The onion-URL is the unique primary key within the hidden service directory, thus the hidden service descriptor will be overwritten by the last one. As a consquence all hidden service connections will go to Mallory’s hidden service, Mallory’s Onioncat, and Mallory’s honey host.

Now Mallory can capture all your incoming packets. But because you are paranoid and set up all services to use e.g. TLS (as explained above) you immediately identify that something is wrong before you sent any plain text password.

Of course, we could continue the “But what if…” discussion but this is out of the scope of this article. This chapter shall give you an idea about how to think. Secondly, since this type of attack will become feasibly in the future, the Tor project developed version 3 of hidden services.

Onioncat and HSv3

Development does never end. The Tor project implemented version 3 of hidden services. This shall improve the security of hidden services, in particular if we take modern attack techniques and increased computational power into account.

From a user perspective there is not much difference except that the onion-URLs got signifficantly longer. In particular, v3 onion URLs carry 260 bits of information. If you thouroughly read through this article it should now become obvious that this has a significant impact on Onioncat.

Although it is simple to truncate the 260 bits to 80 to fit into the same IPv6 addressing scheme, there is no easy way back to regenerate this lost information to make a long onion-URL from the IP address again. It requires some kind of lookup mechanism and this in turn has some implications:

• The database wherein the lookup is done or the lookup transaction itself may be tampered.
• The database has to be operated by somebody and may be unavailable.
• Onioncat does not work out-of-the-box in this elegant way as it does with HSv2.

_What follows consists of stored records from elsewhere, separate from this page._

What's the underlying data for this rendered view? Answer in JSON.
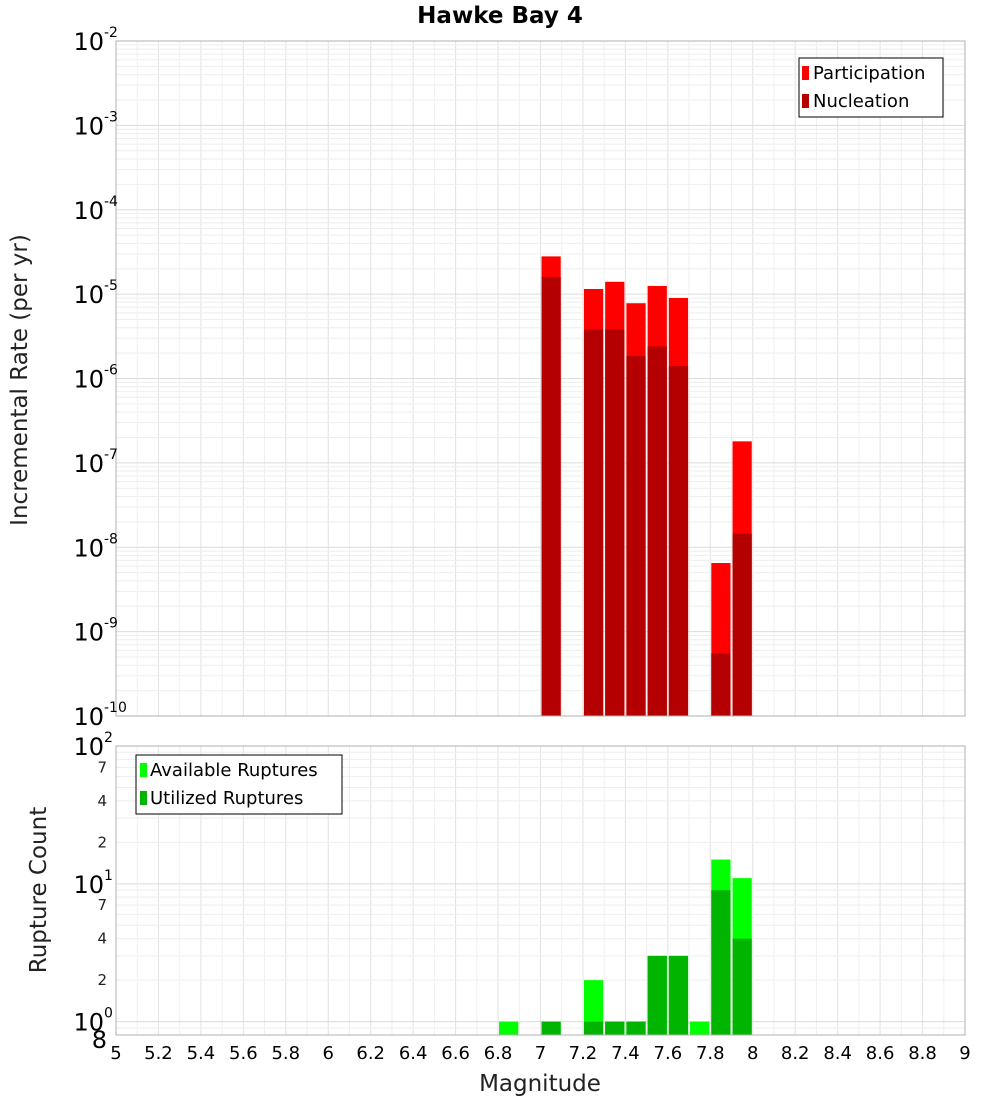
{
  "chart_data": [
    {
      "type": "bar",
      "title": "Hawke Bay 4",
      "xlabel": "",
      "ylabel": "Incremental Rate (per yr)",
      "yscale": "log",
      "ylim": [
        1e-10,
        0.01
      ],
      "xlim": [
        5,
        9
      ],
      "grid": true,
      "legend_position": "top-right",
      "bin_width": 0.1,
      "series": [
        {
          "name": "Participation",
          "color": "#ff0000",
          "x": [
            7.05,
            7.25,
            7.35,
            7.45,
            7.55,
            7.65,
            7.85,
            7.95
          ],
          "values": [
            2.8e-05,
            1.15e-05,
            1.4e-05,
            7.8e-06,
            1.25e-05,
            9e-06,
            6.5e-09,
            1.8e-07
          ]
        },
        {
          "name": "Nucleation",
          "color": "#b40000",
          "x": [
            7.05,
            7.25,
            7.35,
            7.45,
            7.55,
            7.65,
            7.85,
            7.95
          ],
          "values": [
            1.6e-05,
            3.8e-06,
            3.8e-06,
            1.85e-06,
            2.4e-06,
            1.4e-06,
            5.5e-10,
            1.45e-08
          ]
        }
      ]
    },
    {
      "type": "bar",
      "title": "",
      "xlabel": "Magnitude",
      "ylabel": "Rupture Count",
      "yscale": "log",
      "ylim": [
        0.8,
        100
      ],
      "xlim": [
        5,
        9
      ],
      "grid": true,
      "legend_position": "top-left",
      "bin_width": 0.1,
      "series": [
        {
          "name": "Available Ruptures",
          "color": "#00ff00",
          "x": [
            6.85,
            7.05,
            7.25,
            7.35,
            7.45,
            7.55,
            7.65,
            7.75,
            7.85,
            7.95
          ],
          "values": [
            1,
            1,
            2,
            1,
            1,
            3,
            3,
            1,
            15,
            11
          ]
        },
        {
          "name": "Utilized Ruptures",
          "color": "#00b400",
          "x": [
            7.05,
            7.25,
            7.35,
            7.45,
            7.55,
            7.65,
            7.85,
            7.95
          ],
          "values": [
            1,
            1,
            1,
            1,
            3,
            3,
            9,
            4
          ]
        }
      ]
    }
  ],
  "x_ticks": [
    "5",
    "5.2",
    "5.4",
    "5.6",
    "5.8",
    "6",
    "6.2",
    "6.4",
    "6.6",
    "6.8",
    "7",
    "7.2",
    "7.4",
    "7.6",
    "7.8",
    "8",
    "8.2",
    "8.4",
    "8.6",
    "8.8",
    "9"
  ],
  "top_y_ticks": [
    {
      "base": "10",
      "exp": "-2"
    },
    {
      "base": "10",
      "exp": "-3"
    },
    {
      "base": "10",
      "exp": "-4"
    },
    {
      "base": "10",
      "exp": "-5"
    },
    {
      "base": "10",
      "exp": "-6"
    },
    {
      "base": "10",
      "exp": "-7"
    },
    {
      "base": "10",
      "exp": "-8"
    },
    {
      "base": "10",
      "exp": "-9"
    },
    {
      "base": "10",
      "exp": "-10"
    }
  ],
  "bottom_y_ticks": {
    "major": [
      {
        "base": "10",
        "exp": "2",
        "value": 100
      },
      {
        "base": "10",
        "exp": "1",
        "value": 10
      },
      {
        "base": "10",
        "exp": "0",
        "value": 1
      }
    ],
    "minor": [
      {
        "label": "7",
        "value": 70
      },
      {
        "label": "4",
        "value": 40
      },
      {
        "label": "2",
        "value": 20
      },
      {
        "label": "7",
        "value": 7
      },
      {
        "label": "4",
        "value": 4
      },
      {
        "label": "2",
        "value": 2
      },
      {
        "label": "8",
        "value": 0.8
      }
    ]
  }
}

One might immediately think on using DNS since this could be done with a simple reverse-lookup, DNS is not the solution. It is a well-known problem that DNS lookups may compromise your anonymity.

The current solution uses a local text file for translation (see Onioncat and HSv3). But again, it does not work out-of-the-box, you have to setup the hosts file on all Onioncats which shall connect to each other.

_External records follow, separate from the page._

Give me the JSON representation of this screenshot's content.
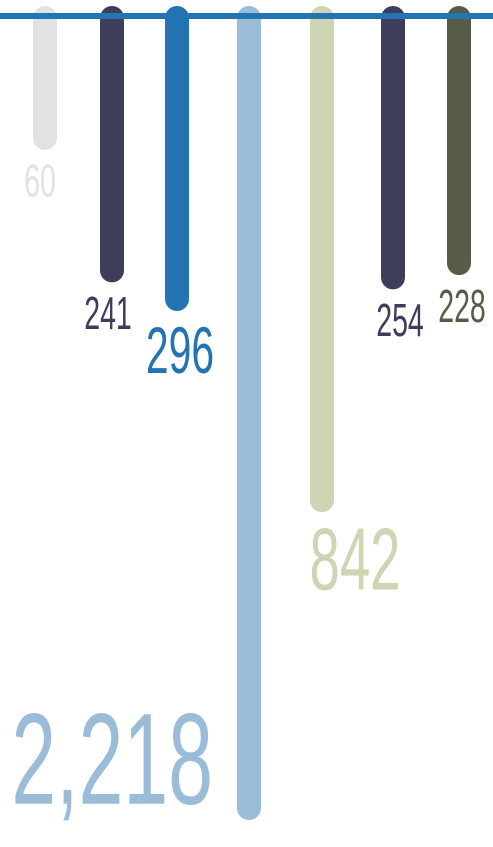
{
  "chart_data": {
    "type": "hanging-bar",
    "values": [
      60,
      241,
      296,
      2218,
      842,
      254,
      228
    ],
    "value_labels": [
      "60",
      "241",
      "296",
      "2,218",
      "842",
      "254",
      "228"
    ],
    "colors": [
      "#e2e2e2",
      "#3e3d5b",
      "#2473b3",
      "#9abcd9",
      "#cfd4b3",
      "#3e3d5b",
      "#575c49"
    ],
    "line_color": "#2473b3"
  }
}
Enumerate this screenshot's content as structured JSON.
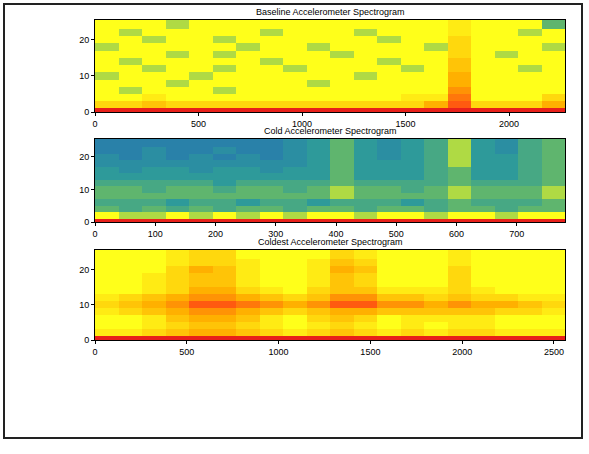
{
  "chart_data": [
    {
      "type": "heatmap",
      "title": "Baseline Accelerometer Spectrogram",
      "x": [
        0,
        113.5,
        227,
        340.5,
        454,
        567.5,
        681,
        794.5,
        908,
        1021.5,
        1135,
        1248.5,
        1362,
        1475.5,
        1589,
        1702.5,
        1816,
        1929.5,
        2043,
        2156.5,
        2270
      ],
      "y": [
        0,
        1,
        3,
        5,
        7,
        9,
        11,
        13,
        15,
        17,
        19,
        21,
        23,
        25.5
      ],
      "z": [
        [
          10,
          10,
          10,
          10,
          10,
          10,
          10,
          10,
          10,
          10,
          10,
          10,
          10,
          10,
          10,
          10,
          10,
          10,
          10,
          10
        ],
        [
          6,
          6,
          6.5,
          6,
          6,
          6,
          6,
          6,
          6,
          6,
          6,
          6,
          6,
          6,
          7,
          8.5,
          6,
          6,
          6,
          7
        ],
        [
          5,
          5,
          5.5,
          5,
          5,
          5,
          5,
          5,
          5,
          5,
          5,
          5,
          5,
          5.5,
          5.5,
          8,
          5,
          5,
          5,
          6
        ],
        [
          5,
          4.5,
          5,
          5,
          5,
          4.5,
          5,
          5,
          5,
          5,
          5,
          5,
          5,
          5,
          5,
          7.5,
          5,
          5,
          5,
          5
        ],
        [
          5,
          5,
          5,
          4.5,
          5,
          5,
          5,
          5,
          5,
          4.5,
          5,
          5,
          5,
          5,
          5,
          7,
          5,
          5,
          5,
          5
        ],
        [
          4.5,
          5,
          5,
          5,
          4.5,
          5,
          5,
          5,
          5,
          5,
          5,
          4.5,
          5,
          5,
          5,
          7,
          5,
          5,
          5,
          5
        ],
        [
          5,
          5,
          4.5,
          5,
          5,
          4.5,
          5,
          5,
          4.5,
          5,
          5,
          5,
          5,
          4.5,
          5,
          6.5,
          5,
          5,
          4.5,
          5
        ],
        [
          5,
          4.5,
          5,
          5,
          5,
          5,
          5,
          4.5,
          5,
          5,
          5,
          5,
          4.5,
          5,
          5,
          6.5,
          5,
          5,
          5,
          5
        ],
        [
          5,
          5,
          5,
          4.5,
          5,
          4.5,
          5,
          5,
          5,
          5,
          4.5,
          5,
          5,
          5,
          5,
          6,
          5,
          4.5,
          5,
          5
        ],
        [
          4.5,
          5,
          5,
          5,
          5,
          5,
          4.5,
          5,
          5,
          4.5,
          5,
          5,
          5,
          5,
          4.5,
          6,
          5,
          5,
          5,
          4.5
        ],
        [
          5,
          5,
          4.5,
          5,
          5,
          4.5,
          5,
          5,
          5,
          5,
          5,
          5,
          4.5,
          5,
          5,
          6,
          5,
          5,
          5,
          5
        ],
        [
          5,
          4.5,
          5,
          5,
          5,
          5,
          5,
          4.5,
          5,
          5,
          5,
          4.5,
          5,
          5,
          5,
          5.5,
          5,
          5,
          4.5,
          5
        ],
        [
          5,
          5,
          5,
          4.5,
          5,
          5,
          5,
          5,
          5,
          5,
          5,
          5,
          5,
          5,
          5,
          5.5,
          5,
          5,
          5,
          4
        ]
      ],
      "zlim": [
        0,
        10
      ],
      "xlim": [
        0,
        2270
      ],
      "xticks": [
        0,
        500,
        1000,
        1500,
        2000
      ],
      "ylim": [
        0,
        25.5
      ],
      "yticks": [
        0,
        10,
        20
      ]
    },
    {
      "type": "heatmap",
      "title": "Cold Accelerometer Spectrogram",
      "x": [
        0,
        39,
        78,
        117,
        156,
        195,
        234,
        273,
        312,
        351,
        390,
        429,
        468,
        507,
        546,
        585,
        624,
        663,
        702,
        741,
        780
      ],
      "y": [
        0,
        1,
        3,
        5,
        7,
        9,
        11,
        13,
        15,
        17,
        19,
        21,
        23,
        25.5
      ],
      "z": [
        [
          10,
          10,
          10,
          10,
          10,
          10,
          10,
          10,
          10,
          10,
          10,
          10,
          10,
          10,
          10,
          10,
          10,
          10,
          10,
          10
        ],
        [
          5,
          4.5,
          4.5,
          5,
          4.5,
          5,
          4.5,
          5,
          4.5,
          5,
          5,
          4.5,
          5,
          5,
          4.5,
          5,
          5,
          4.5,
          5,
          5
        ],
        [
          4,
          3.5,
          4,
          3.5,
          4,
          3.5,
          4,
          4,
          3.5,
          4,
          4,
          3.5,
          4,
          4,
          3.5,
          4,
          4,
          3.5,
          4,
          4
        ],
        [
          3.5,
          3.5,
          3.5,
          3,
          3.5,
          3.5,
          3,
          3.5,
          3.5,
          3,
          3.5,
          3.5,
          3.5,
          3,
          3.5,
          4,
          3.5,
          3.5,
          3.5,
          4
        ],
        [
          4,
          4,
          4,
          4,
          4,
          4,
          4,
          4,
          4,
          4,
          4.5,
          4,
          4,
          4,
          4,
          4.5,
          4,
          4,
          4,
          4.5
        ],
        [
          4,
          4,
          3.5,
          4,
          4,
          3.5,
          4,
          4,
          3.5,
          4,
          4.5,
          4,
          4,
          3.5,
          4,
          4.5,
          4,
          4,
          4,
          4.5
        ],
        [
          3.5,
          3.5,
          3.5,
          3.5,
          3.5,
          3,
          3.5,
          3.5,
          3.5,
          3.5,
          4,
          3.5,
          3.5,
          3.5,
          3.5,
          4,
          3.5,
          3.5,
          3.5,
          4
        ],
        [
          3,
          3,
          3,
          3,
          3,
          3,
          3,
          3,
          3,
          3,
          4,
          3,
          3,
          3,
          3.5,
          4,
          3,
          3,
          3.5,
          4
        ],
        [
          3,
          2.5,
          3,
          3,
          2.5,
          3,
          3,
          2.5,
          3,
          3,
          4,
          3,
          3,
          3,
          3.5,
          4,
          3,
          3,
          3.5,
          4
        ],
        [
          2.5,
          2.5,
          2.5,
          2.5,
          2.5,
          2.5,
          2.5,
          2.5,
          2.5,
          3,
          4,
          3,
          3,
          3,
          3.5,
          4.5,
          3,
          3,
          3.5,
          4
        ],
        [
          2.5,
          2,
          2.5,
          2,
          2.5,
          2,
          2.5,
          2,
          2.5,
          3,
          4,
          3,
          2.5,
          3,
          3.5,
          4.5,
          3,
          3,
          3.5,
          4
        ],
        [
          2,
          2,
          2.5,
          2,
          2,
          2.5,
          2,
          2,
          2.5,
          3,
          4,
          3,
          2.5,
          3,
          3.5,
          4.5,
          3,
          2.5,
          3.5,
          4
        ],
        [
          2,
          2,
          2,
          2,
          2,
          2,
          2,
          2,
          2.5,
          3,
          4,
          3,
          2.5,
          3,
          3.5,
          4.5,
          3,
          2.5,
          3.5,
          4
        ]
      ],
      "zlim": [
        0,
        10
      ],
      "xlim": [
        0,
        780
      ],
      "xticks": [
        0,
        100,
        200,
        300,
        400,
        500,
        600,
        700
      ],
      "ylim": [
        0,
        25.5
      ],
      "yticks": [
        0,
        10,
        20
      ]
    },
    {
      "type": "heatmap",
      "title": "Coldest Accelerometer Spectrogram",
      "x": [
        0,
        128,
        256,
        384,
        512,
        640,
        768,
        896,
        1024,
        1152,
        1280,
        1408,
        1536,
        1664,
        1792,
        1920,
        2048,
        2176,
        2304,
        2432,
        2560
      ],
      "y": [
        0,
        1,
        3,
        5,
        7,
        9,
        11,
        13,
        15,
        17,
        19,
        21,
        23,
        25.5
      ],
      "z": [
        [
          10,
          10,
          10,
          10,
          10,
          10,
          10,
          10,
          10,
          10,
          10,
          10,
          10,
          10,
          10,
          10,
          10,
          10,
          10,
          10
        ],
        [
          5.5,
          5.5,
          6,
          6.5,
          7,
          7,
          6.5,
          6,
          5.5,
          6,
          6.5,
          6,
          5.5,
          6,
          5.5,
          6,
          6,
          5.5,
          5.5,
          5.5
        ],
        [
          5,
          5,
          5.5,
          6,
          6.5,
          6.5,
          6,
          5.5,
          5,
          5.5,
          6,
          5.5,
          5,
          5.5,
          5,
          5.5,
          5.5,
          5,
          5,
          5
        ],
        [
          5,
          5,
          5.5,
          6.5,
          7,
          7,
          6.5,
          5.5,
          5,
          6,
          6.5,
          6,
          5,
          5.5,
          5.5,
          5.5,
          5.5,
          5,
          5,
          5
        ],
        [
          5.5,
          6,
          6.5,
          7,
          7.5,
          7.5,
          7,
          6.5,
          6,
          6.5,
          7,
          7,
          6.5,
          6.5,
          6.5,
          6.5,
          6.5,
          6,
          6,
          5.5
        ],
        [
          6,
          6.5,
          7,
          7.5,
          8.5,
          8.5,
          8,
          7.5,
          7,
          7.5,
          8.5,
          8.5,
          7.5,
          7.5,
          7,
          7.5,
          7,
          7,
          6.5,
          6
        ],
        [
          5.5,
          6,
          6.5,
          7,
          7.5,
          7.5,
          7,
          6.5,
          6,
          6.5,
          7.5,
          7.5,
          6.5,
          6.5,
          6,
          6.5,
          6,
          6,
          5.5,
          5.5
        ],
        [
          5,
          5,
          5.5,
          6,
          7,
          7,
          6,
          5.5,
          5,
          6,
          6.5,
          6.5,
          5.5,
          5.5,
          5.5,
          6,
          5.5,
          5,
          5,
          5
        ],
        [
          5,
          5,
          5.5,
          6,
          6.5,
          6.5,
          5.5,
          5,
          5,
          5.5,
          6.5,
          6,
          5,
          5,
          5,
          6,
          5,
          5,
          5,
          5
        ],
        [
          5,
          5,
          5.5,
          6,
          6.5,
          6.5,
          5.5,
          5,
          5,
          5.5,
          6.5,
          6,
          5,
          5,
          5,
          6,
          5,
          5,
          5,
          5
        ],
        [
          5,
          5,
          5,
          6,
          7,
          6.5,
          5.5,
          5,
          5,
          5.5,
          7,
          6.5,
          5,
          5,
          5,
          6,
          5,
          5,
          5,
          5
        ],
        [
          5,
          5,
          5,
          5.5,
          6,
          6,
          5.5,
          5,
          5,
          5.5,
          6.5,
          6,
          5,
          5,
          5,
          5.5,
          5,
          5,
          5,
          5
        ],
        [
          5,
          5,
          5,
          5.5,
          6,
          6,
          5,
          5,
          5,
          5,
          6,
          5.5,
          5,
          5,
          5,
          5.5,
          5,
          5,
          5,
          5
        ]
      ],
      "zlim": [
        0,
        10
      ],
      "xlim": [
        0,
        2560
      ],
      "xticks": [
        0,
        500,
        1000,
        1500,
        2000,
        2500
      ],
      "ylim": [
        0,
        25.5
      ],
      "yticks": [
        0,
        10,
        20
      ]
    }
  ]
}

I think that a solution should be built into Onioncat, or Tor, or both. But unfortunately I don’t have any solution ready, just some ideas. You’re welcome to think about this!

Conclusion

Security is not something absolute. The level of security which should be chosen depends mainly on the use-case. If you use Onioncat as some kind of VPN (as I do) to be able to connect to all your services even if they are behind a firewall and/or an uplink with dynamic IP addresses, you may choose a lower level of security as if strong anonymity is a requirement because you are residing in some problematic regime.

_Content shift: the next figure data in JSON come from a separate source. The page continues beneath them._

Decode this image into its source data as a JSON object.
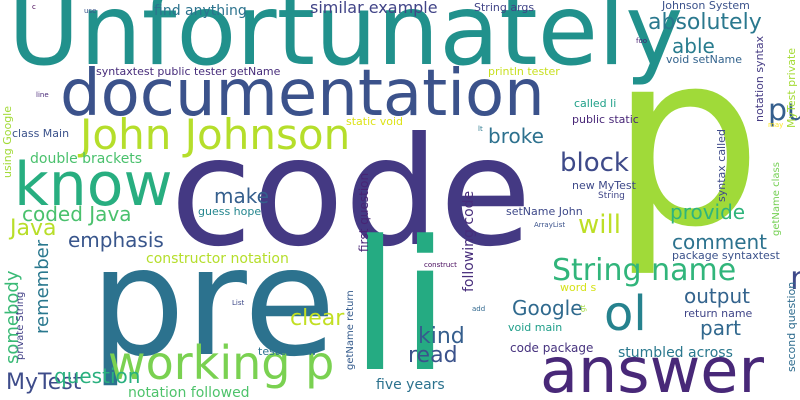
{
  "words": [
    {
      "text": "Unfortunately",
      "color": "#21918c"
    },
    {
      "text": "documentation",
      "color": "#3b528b"
    },
    {
      "text": "code",
      "color": "#443983"
    },
    {
      "text": "p",
      "color": "#a0da39"
    },
    {
      "text": "pre",
      "color": "#2c728e"
    },
    {
      "text": "li",
      "color": "#25ab82"
    },
    {
      "text": "answer",
      "color": "#482878"
    },
    {
      "text": "know",
      "color": "#28ae80"
    },
    {
      "text": "John Johnson",
      "color": "#b5de2b"
    },
    {
      "text": "working p",
      "color": "#7ad151"
    },
    {
      "text": "ol",
      "color": "#26828e"
    },
    {
      "text": "String name",
      "color": "#31b57b"
    },
    {
      "text": "public",
      "color": "#355f8d"
    },
    {
      "text": "name",
      "color": "#3e4989"
    },
    {
      "text": "absolutely",
      "color": "#2a788e"
    },
    {
      "text": "able",
      "color": "#287c8e"
    },
    {
      "text": "block",
      "color": "#3e4a89"
    },
    {
      "text": "provide",
      "color": "#2fb47c"
    },
    {
      "text": "will",
      "color": "#bddf26"
    },
    {
      "text": "comment",
      "color": "#2c728e"
    },
    {
      "text": "output",
      "color": "#33638d"
    },
    {
      "text": "part",
      "color": "#31688e"
    },
    {
      "text": "kind",
      "color": "#355e8d"
    },
    {
      "text": "read",
      "color": "#3b528b"
    },
    {
      "text": "clear",
      "color": "#c2df23"
    },
    {
      "text": "Google",
      "color": "#306a8e"
    },
    {
      "text": "MyTest",
      "color": "#3e4c8a"
    },
    {
      "text": "Java",
      "color": "#b8de29"
    },
    {
      "text": "coded Java",
      "color": "#4ac16d"
    },
    {
      "text": "emphasis",
      "color": "#39568c"
    },
    {
      "text": "make",
      "color": "#355f8d"
    },
    {
      "text": "broke",
      "color": "#2d718e"
    },
    {
      "text": "question",
      "color": "#2ab07f"
    },
    {
      "text": "somebody",
      "color": "#3aba76"
    },
    {
      "text": "remember",
      "color": "#2a788e"
    },
    {
      "text": "similar example",
      "color": "#414487"
    },
    {
      "text": "find anything",
      "color": "#2c738e"
    },
    {
      "text": "double brackets",
      "color": "#4ac16d"
    },
    {
      "text": "constructor notation",
      "color": "#b5de2b"
    },
    {
      "text": "notation followed",
      "color": "#4ec36b"
    },
    {
      "text": "five years",
      "color": "#2c728e"
    },
    {
      "text": "stumbled across",
      "color": "#2a788e"
    },
    {
      "text": "code package",
      "color": "#46327e"
    },
    {
      "text": "following code",
      "color": "#472d7b"
    },
    {
      "text": "first question",
      "color": "#482475"
    },
    {
      "text": "syntaxtest public tester getName",
      "color": "#472c7a"
    },
    {
      "text": "String args",
      "color": "#414487"
    },
    {
      "text": "Johnson System",
      "color": "#3b528b"
    },
    {
      "text": "void setName",
      "color": "#33638d"
    },
    {
      "text": "notation syntax",
      "color": "#443a83"
    },
    {
      "text": "MyTest private",
      "color": "#a5db36"
    },
    {
      "text": "println tester",
      "color": "#c8e020"
    },
    {
      "text": "called li",
      "color": "#1fa088"
    },
    {
      "text": "public static",
      "color": "#482677"
    },
    {
      "text": "static void",
      "color": "#dde318"
    },
    {
      "text": "class Main",
      "color": "#3b528b"
    },
    {
      "text": "using Google",
      "color": "#a2da37"
    },
    {
      "text": "syntax called",
      "color": "#3e4a89"
    },
    {
      "text": "new MyTest",
      "color": "#3e4989"
    },
    {
      "text": "setName John",
      "color": "#3e4989"
    },
    {
      "text": "package syntaxtest",
      "color": "#3b528b"
    },
    {
      "text": "return name",
      "color": "#404688"
    },
    {
      "text": "second question",
      "color": "#2f6c8e"
    },
    {
      "text": "getName class",
      "color": "#75d054"
    },
    {
      "text": "guess hope",
      "color": "#24868e"
    },
    {
      "text": "word s",
      "color": "#d5e21a"
    },
    {
      "text": "tester new",
      "color": "#2c728e"
    },
    {
      "text": "private String",
      "color": "#424086"
    },
    {
      "text": "void main",
      "color": "#1f9e89"
    },
    {
      "text": "getName return",
      "color": "#365c8d"
    },
    {
      "text": "String",
      "color": "#404688"
    },
    {
      "text": "ArrayList",
      "color": "#3b528b"
    },
    {
      "text": "List",
      "color": "#3e4a89"
    },
    {
      "text": "line",
      "color": "#482878"
    },
    {
      "text": "use",
      "color": "#39568c"
    },
    {
      "text": "foo",
      "color": "#482173"
    },
    {
      "text": "may",
      "color": "#fde725"
    },
    {
      "text": "lt",
      "color": "#2a788e"
    },
    {
      "text": "add",
      "color": "#31688e"
    },
    {
      "text": "gt",
      "color": "#9fda3a"
    },
    {
      "text": "c",
      "color": "#440154"
    },
    {
      "text": "construct",
      "color": "#46085c"
    }
  ]
}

There are some attacks against hidden services. Although hidden service enumeration seems impractical because of the huge address space of hidden services (even with v2) and the low speed of Tor⁵ there is still a chance of your onion-URL/IPv6 address being leaked.

Tor offers authentication for hidden services but this is not yet implemented into Onioncat. Or more specifically I did not pay any attention to it, yet. It probably should be on the task list. But keep in mind that Onioncat development is a one-man show. Don’t hesitate to join the project 😉

Naturally, best practice network security should be applied.

Because of the effort and the risk which comes with HSv3 in respect to Onioncat, I personally stick to HSv2 for now.